Puisqu’il n’y aura pas d’exposition (*), il est devenu le catalogue raisonné du peintre, « Jacobus Vrel » chez l’éditeur Hirmer, entre autres en français.

On pensait y trouver enfin quelques piquantes indiscrétions sur sa vie, qu’on espérait moins mélancolique que ce qu’en diffusent ses tableaux, mais pour une fois le sous-titre éculé du livre, « peintre du mystère » est assez juste, bien qu’improprement employé ; on devrait lire « mystère du peintre ».
Parce que, pour un peintre oublié, son œuvre est maintenant bien connu.
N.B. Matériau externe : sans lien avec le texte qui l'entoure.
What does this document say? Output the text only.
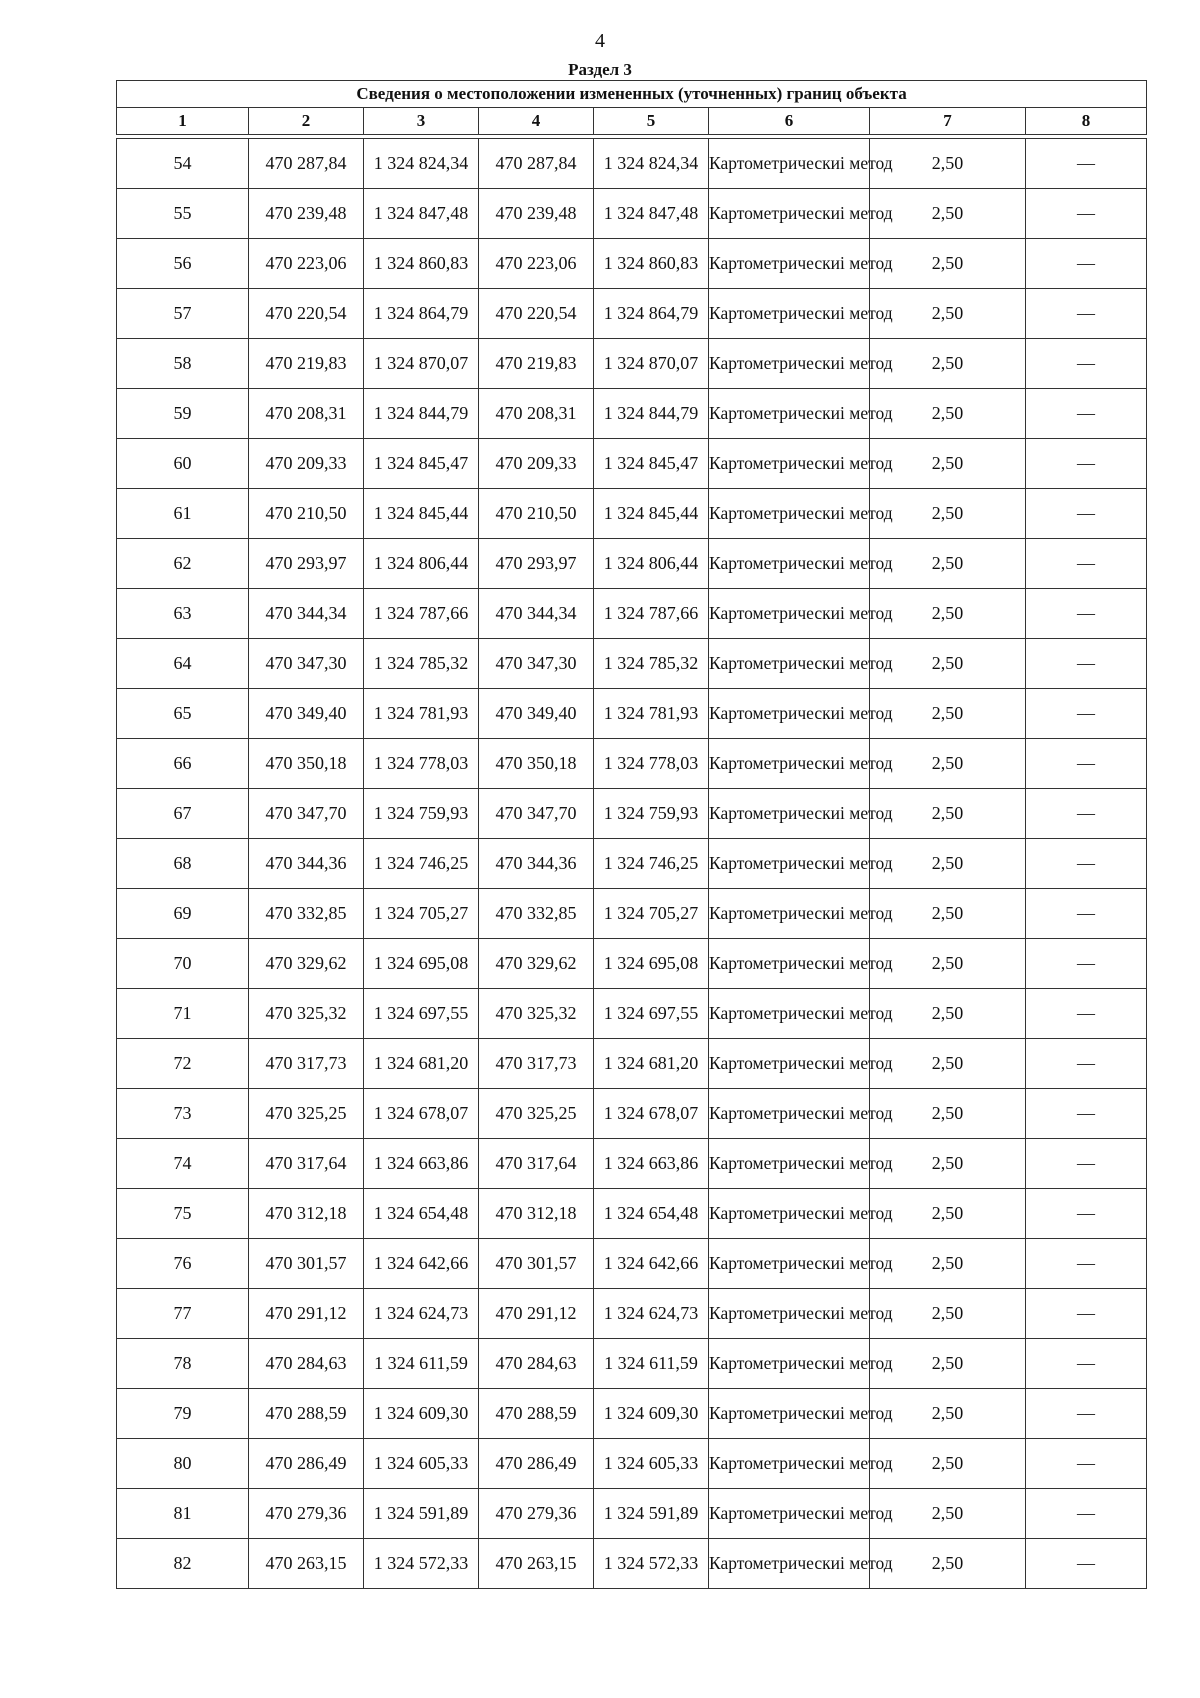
4
Раздел 3
Сведения о местоположении измененных (уточненных) границ объекта							
1	2	3	4	5	6	7	8

54	470 287,84	1 324 824,34	470 287,84	1 324 824,34	Картометрическиі метод	2,50	—
55	470 239,48	1 324 847,48	470 239,48	1 324 847,48	Картометрическиі метод	2,50	—
56	470 223,06	1 324 860,83	470 223,06	1 324 860,83	Картометрическиі метод	2,50	—
57	470 220,54	1 324 864,79	470 220,54	1 324 864,79	Картометрическиі метод	2,50	—
58	470 219,83	1 324 870,07	470 219,83	1 324 870,07	Картометрическиі метод	2,50	—
59	470 208,31	1 324 844,79	470 208,31	1 324 844,79	Картометрическиі метод	2,50	—
60	470 209,33	1 324 845,47	470 209,33	1 324 845,47	Картометрическиі метод	2,50	—
61	470 210,50	1 324 845,44	470 210,50	1 324 845,44	Картометрическиі метод	2,50	—
62	470 293,97	1 324 806,44	470 293,97	1 324 806,44	Картометрическиі метод	2,50	—
63	470 344,34	1 324 787,66	470 344,34	1 324 787,66	Картометрическиі метод	2,50	—
64	470 347,30	1 324 785,32	470 347,30	1 324 785,32	Картометрическиі метод	2,50	—
65	470 349,40	1 324 781,93	470 349,40	1 324 781,93	Картометрическиі метод	2,50	—
66	470 350,18	1 324 778,03	470 350,18	1 324 778,03	Картометрическиі метод	2,50	—
67	470 347,70	1 324 759,93	470 347,70	1 324 759,93	Картометрическиі метод	2,50	—
68	470 344,36	1 324 746,25	470 344,36	1 324 746,25	Картометрическиі метод	2,50	—
69	470 332,85	1 324 705,27	470 332,85	1 324 705,27	Картометрическиі метод	2,50	—
70	470 329,62	1 324 695,08	470 329,62	1 324 695,08	Картометрическиі метод	2,50	—
71	470 325,32	1 324 697,55	470 325,32	1 324 697,55	Картометрическиі метод	2,50	—
72	470 317,73	1 324 681,20	470 317,73	1 324 681,20	Картометрическиі метод	2,50	—
73	470 325,25	1 324 678,07	470 325,25	1 324 678,07	Картометрическиі метод	2,50	—
74	470 317,64	1 324 663,86	470 317,64	1 324 663,86	Картометрическиі метод	2,50	—
75	470 312,18	1 324 654,48	470 312,18	1 324 654,48	Картометрическиі метод	2,50	—
76	470 301,57	1 324 642,66	470 301,57	1 324 642,66	Картометрическиі метод	2,50	—
77	470 291,12	1 324 624,73	470 291,12	1 324 624,73	Картометрическиі метод	2,50	—
78	470 284,63	1 324 611,59	470 284,63	1 324 611,59	Картометрическиі метод	2,50	—
79	470 288,59	1 324 609,30	470 288,59	1 324 609,30	Картометрическиі метод	2,50	—
80	470 286,49	1 324 605,33	470 286,49	1 324 605,33	Картометрическиі метод	2,50	—
81	470 279,36	1 324 591,89	470 279,36	1 324 591,89	Картометрическиі метод	2,50	—
82	470 263,15	1 324 572,33	470 263,15	1 324 572,33	Картометрическиі метод	2,50	—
Alors que 7 de ses tableaux avaient été attribués à Vermeer par Thoré-Burger en 1866, on en identifie aujourd’hui 50 de sa main, dont deux tiers sont signés (souvent paraphés JV sur un phylactère blanc, d’où la confusion avec J. Vermeer).
Et puis ce qu’ils représentent n’est pas réellement mystérieux, en dépit de points de vue souvent inattendus, des scènes somme toute assez communes, quotidiennes.

En revanche leur créateur reste - malgré des années de recherche écrivent les auteurs - un parfait inconnu. On en sait très peu sur l’époque, et rien sur les lieux ou la personne.

Jacob Vrel, Femme peignant une fillette et un enfant regardant dehors, Institute of art, Detroit, USAUn seul tableau est daté, 1654 (Femme à la fenêtre, exposé au KHM de Vienne), acheté avant 1656 par l’archiduc Leopold Wilhelm d’Autriche, puisqu’il figure, avec 2 autres Vrel parmi des milliers de tableaux, dans sa collection inventoriée par David Teniers en 1659.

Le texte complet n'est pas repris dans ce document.